Tuer du Belge (3) : Hakim Benladghem, djihadiste solitaire ou membre d’un réseau multinational ?

Publié le 25 Avril 2013

En 2008 il part vers l’Egypte , dans le but de se rendre dans la bande de Gaza d’où il a d’ailleurs reçu 150 appels téléphoniques rien qu’en février. Il connaissait bien certains membres de mouvances salafistes et djihadistes. Entre autres le belge  Farouk Ben Abbes qui sera interpellé au Caire en mai 2009 au sujet de l’enquête sur l’attentat qui a visé des lycéens français le 22 février 2009. Trop surveillé en France pour diverses affaires Hakim  s’installe en janvier 2009 rue de la Courtoisie dans la commune d’Anderlecht à Bruxelles.

Bruxelles est sans doute la ville européenne où le pourcentage de musulmans est le plus élevé ( 30 % et on y dénombrait il y a deux ans 69 mosquées…pour un total d’environ 300 mosquées dans l’ensemble du pays, mosquées clandestines non comprises).

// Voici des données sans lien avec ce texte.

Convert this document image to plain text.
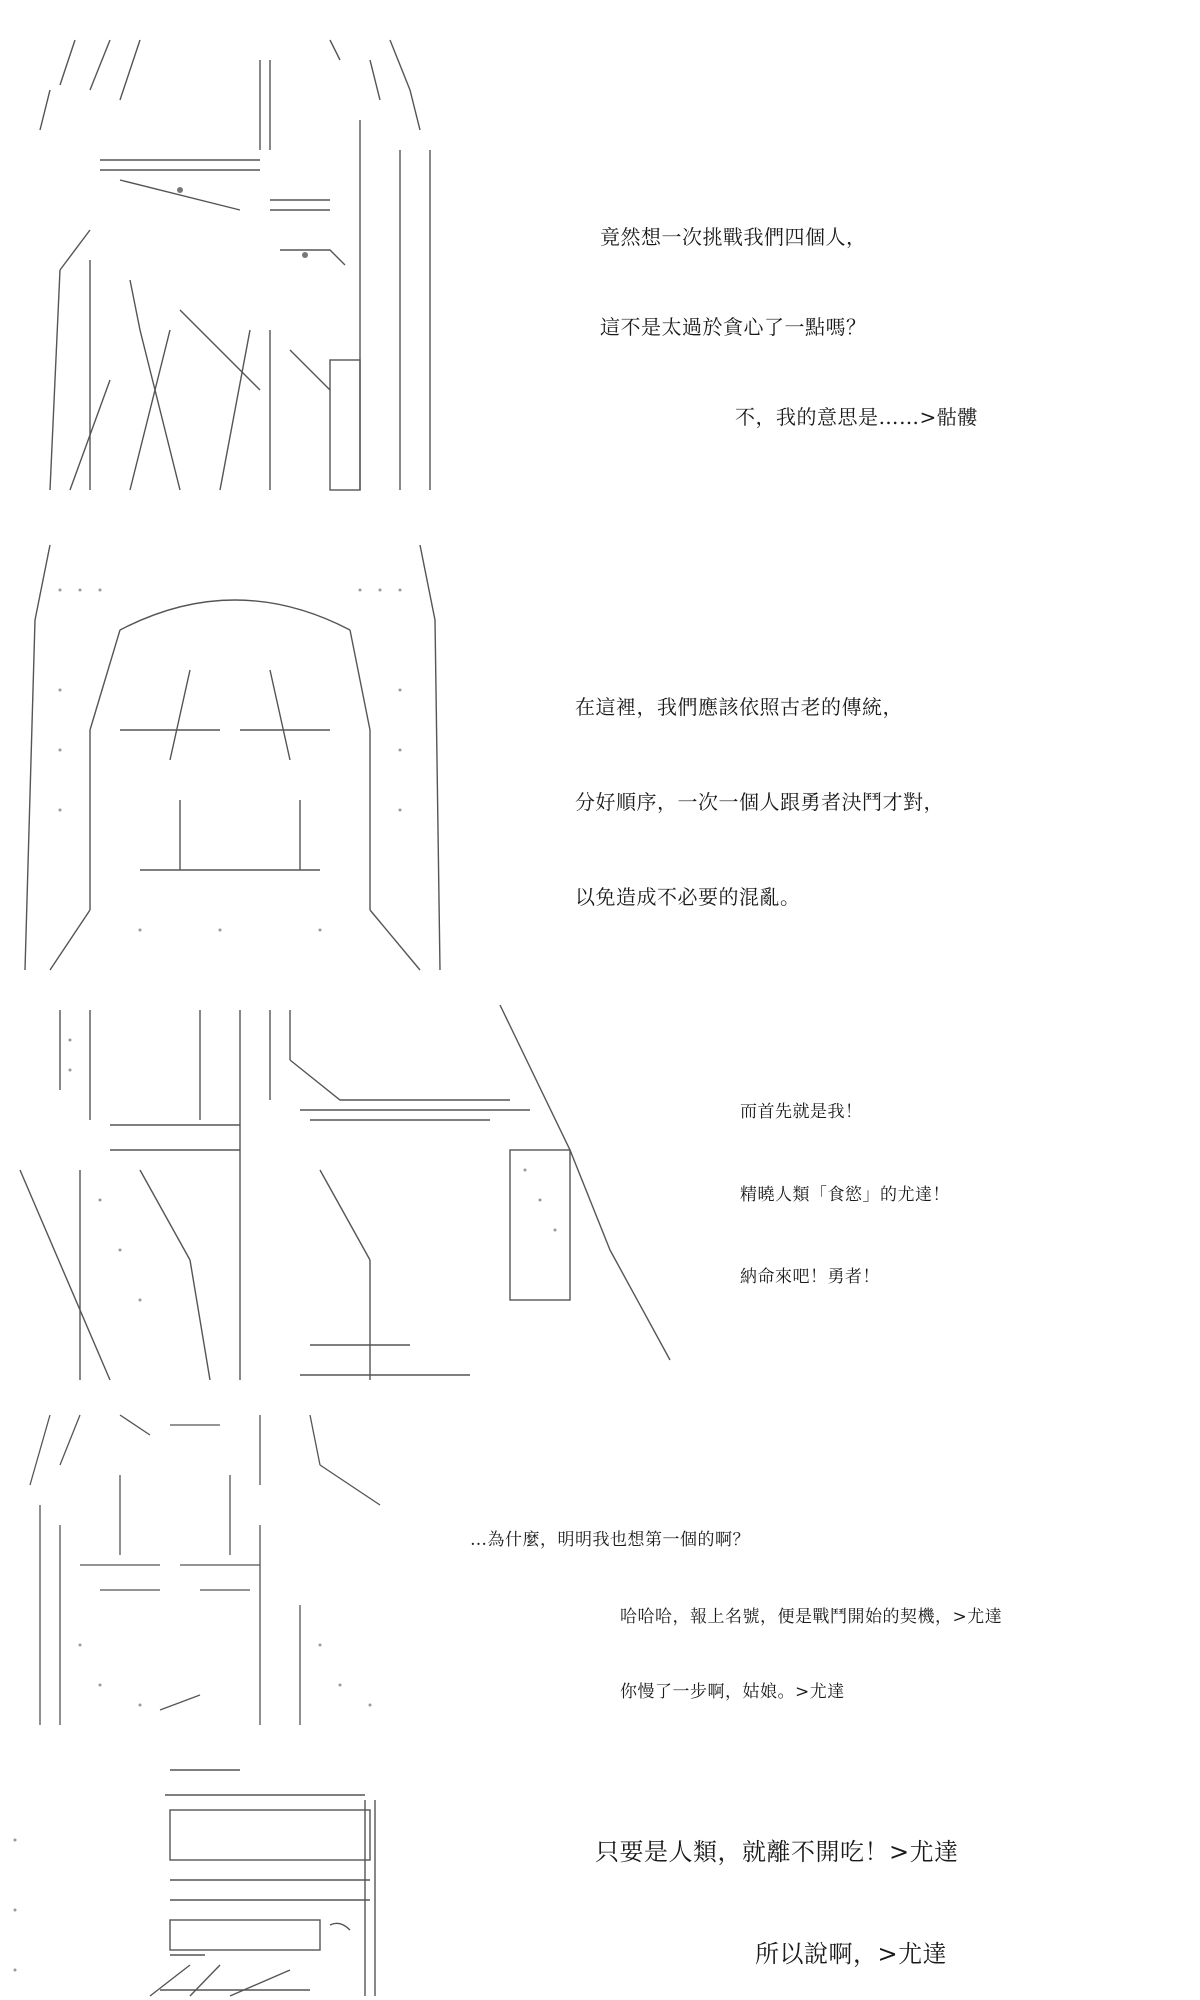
竟然想一次挑戰我們四個人，
這不是太過於貪心了一點嗎？
不，我的意思是……>骷髏
在這裡，我們應該依照古老的傳統，
分好順序，一次一個人跟勇者決鬥才對，
以免造成不必要的混亂。
而首先就是我！
精曉人類「食慾」的尤達！
納命來吧！勇者！
…為什麼，明明我也想第一個的啊？
哈哈哈，報上名號，便是戰鬥開始的契機，>尤達
你慢了一步啊，姑娘。>尤達
只要是人類，就離不開吃！>尤達
所以說啊，>尤達
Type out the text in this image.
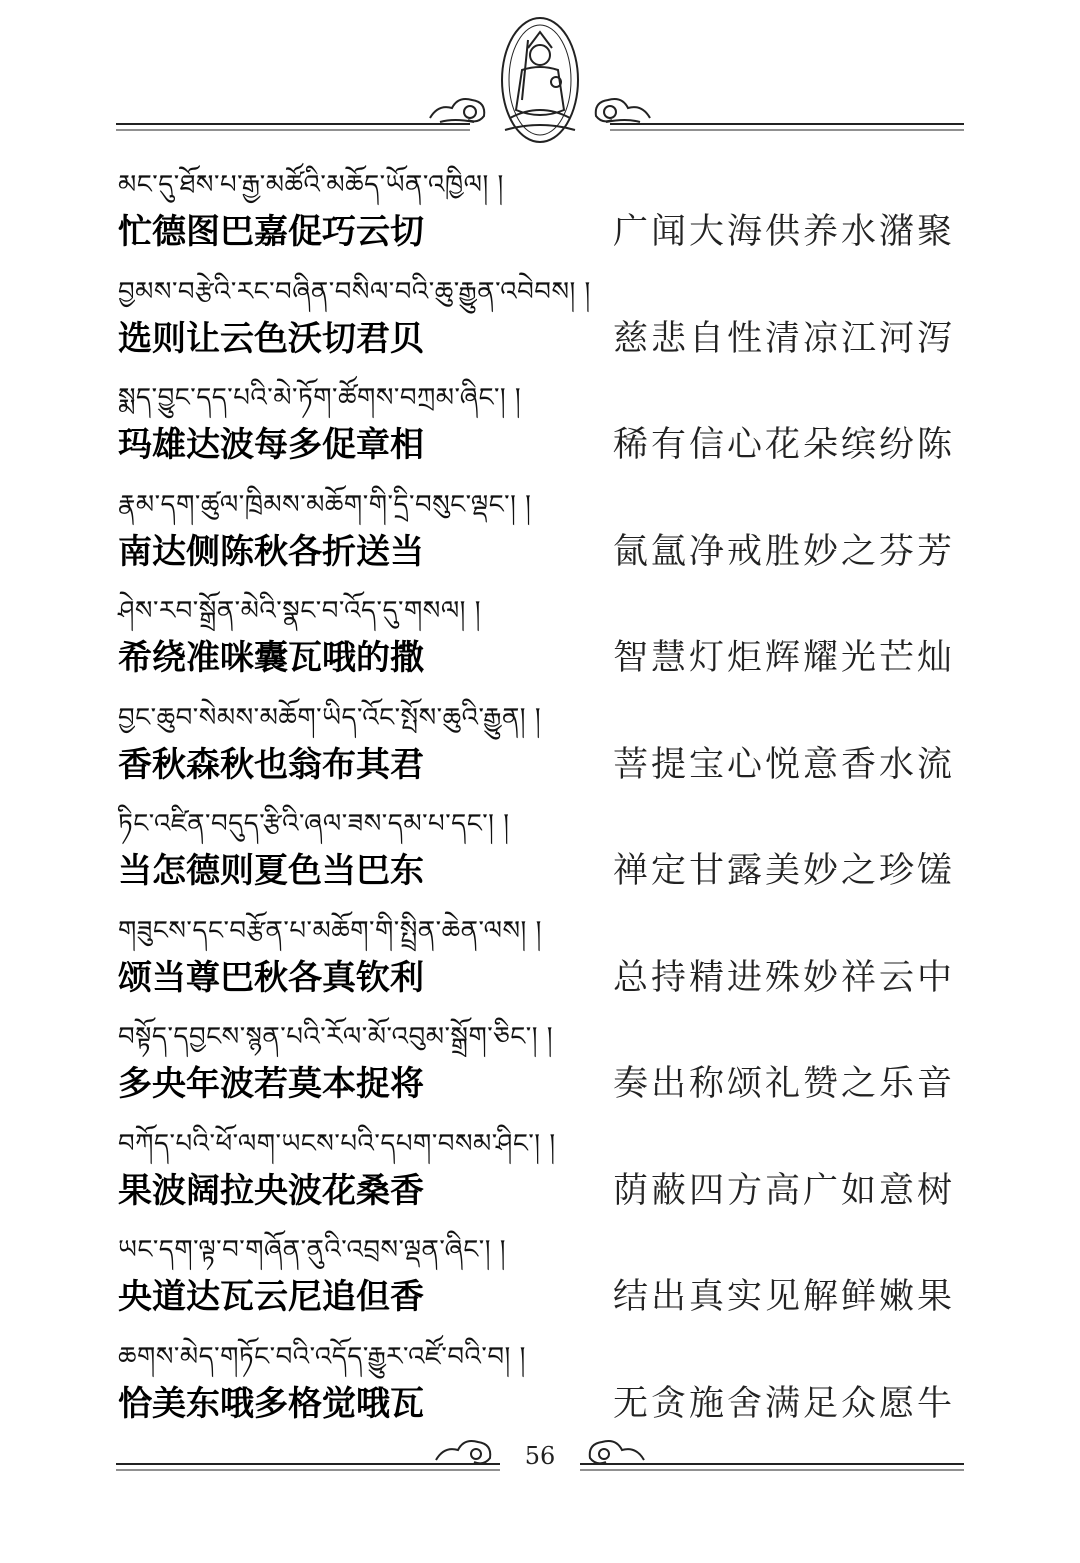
མང་དུ་ཐོས་པ་རྒྱ་མཚོའི་མཆོད་ཡོན་འཁྱིལ། །
忙德图巴嘉促巧云切	广闻大海供养水潴聚
བྱམས་བརྩེའི་རང་བཞིན་བསིལ་བའི་ཆུ་རྒྱུན་འབེབས། །
选则让云色沃切君贝	慈悲自性清凉江河泻
སྨད་བྱུང་དད་པའི་མེ་ཏོག་ཚོགས་བཀྲམ་ཞིང་། །
玛雄达波每多促章相	稀有信心花朵缤纷陈
རྣམ་དག་ཚུལ་ཁྲིམས་མཆོག་གི་དྲི་བསུང་ལྡང་། །
南达侧陈秋各折送当	氤氲净戒胜妙之芬芳
ཤེས་རབ་སྒྲོན་མེའི་སྣང་བ་འོད་དུ་གསལ། །
希绕准咪囊瓦哦的撒	智慧灯炬辉耀光芒灿
བྱང་ཆུབ་སེམས་མཆོག་ཡིད་འོང་སྤོས་ཆུའི་རྒྱུན། །
香秋森秋也翁布其君	菩提宝心悦意香水流
ཏིང་འཛིན་བདུད་རྩིའི་ཞལ་ཟས་དམ་པ་དང་། །
当怎德则夏色当巴东	禅定甘露美妙之珍馐
གཟུངས་དང་བརྩོན་པ་མཆོག་གི་སྤྲིན་ཆེན་ལས། །
颂当尊巴秋各真钦利	总持精进殊妙祥云中
བསྟོད་དབྱངས་སྙན་པའི་རོལ་མོ་འབུམ་སྒྲོག་ཅིང་། །
多央年波若莫本捉将	奏出称颂礼赞之乐音
བཀོད་པའི་ཕོ་ལག་ཡངས་པའི་དཔག་བསམ་ཤིང་། །
果波阔拉央波花桑香	荫蔽四方高广如意树
ཡང་དག་ལྟ་བ་གཞོན་ནུའི་འབྲས་ལྡན་ཞིང་། །
央道达瓦云尼追但香	结出真实见解鲜嫩果
ཆགས་མེད་གཏོང་བའི་འདོད་རྒྱུར་འཛོ་བའི་བ། །
恰美东哦多格觉哦瓦	无贪施舍满足众愿牛
56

Il est facile d’y venir, de s’y installer, d’y rester, de s’y fondre incognito chez un ami ou un parent ; en somme l’endroit idéal pour un évadé de prison française  ou un terroriste à la recherche d’une base tranquille.

Les chiffres parlent d’eux-mêmes :

En 1994 il y avait 14 élus allochtones ; en 2006 il y en avait  135  sur 663 ;

En 2012 à Bruxelles, sur les 685 conseillers communaux, 141 sont musulmans, et 27 sont échevins ou bourgmestres. Cela représente environ 20% des élus et donc les musulmans représenteraient la première force politique de la capitale européenne !

Il faudrait être stupide pour ne pas comprendre qu’à ce rythme-là, nous serons d’ici une vingtaine d’années, théoriquement gouvernés par des musulmans (radicaux et non radicaux qui se feront la guerre) et que, vu le taux moins élevé de leur natalité, les belges de Bruxelles deviendront une minorité ; et qu’un jour ils n’auront plus rien à dire.  « Théoriquement » car personne ne peut prédire ce qui se passera : à force d’accumuler les problèmes tels que le décrochage scolaire, la sous qualification, le chômage, la non assimilation et la contagion du radicalisme, il n’est pas exclu qu’un jour nous assistions à l’explosion d’une bombe sociale qui ne serait pas, au final, à l’avantage des musulmans.

Aucune autorité n’a le courage politique de tracer clairement des limites à ne pas franchir et, profitant de ce vide une partie des musulmans s’installe dans des comportements inacceptables, comme des vainqueurs  en pays conquis.

Et pourtant nos dirigeants, véritables autruches, feignent de ne pas comprendre, en avançant toujours le même argument : il faut rajeunir la population vieillissante du pays afin de pouvoir assurer le payement des cotisations sociales et des pensions.

Or il se fait que près de la moitié de la population immigrée est au chômage et que leurs allocations sont payées par les travailleurs. L’argument s’effondre de lui-même.

L’islam radical a débarqué chez nous avec une conception toute simple de ce qu’est la démocratie : en démocratie tout est permis. Ou traduit autrement : le pays est pour nous. Et au nom de la démocratie il revendique le droit de détruire cette démocratie. «Les mouvements extrémistes musulmans  liberticides invoquent les principes mêmes de la Constitution afin de pouvoir impunément agir contre les droits et libertés qui sont les nôtres ». Nous donnons donc à l’ennemi l’arme pour nous abattre. Il y a quelque chose de tordu et de vicieux dans ce scénario.

Un sénateur du Mouvement Réformateur explique que « sans cadre légal et démocratique, le vivre ensemble dans une société interculturelle ne pourra être garanti ». Les lois réprimant l’incitation à la haine au racisme et à la xénophobie étant insuffisante, ce sénateur semble avoir trouvé la parade en proposant une modification de la Constitution   en y transcrivant l’article 30 de la Déclaration universelle des Droits de l’Homme. Un véritable « bouclier constitutionnel ». Dans la déclaration universelle des Droits de l’Homme , le dernier article –le 30ième – protège les 29 articles qui le précèdent : il mentionne qu’aucune disposition de la Déclaration ne peut être interprétée comme impliquant pour un état, un groupement ou un individu, un droit quelconque de se livrer à une activité ou d’accomplir un acte visant à la destruction des droits et libertés qui y sont énoncés. Il suffisait d’y penser.

Voilà où nous en sommes : perdre notre temps à devoir défendre ce que nous avons mis des décennies à élaborer.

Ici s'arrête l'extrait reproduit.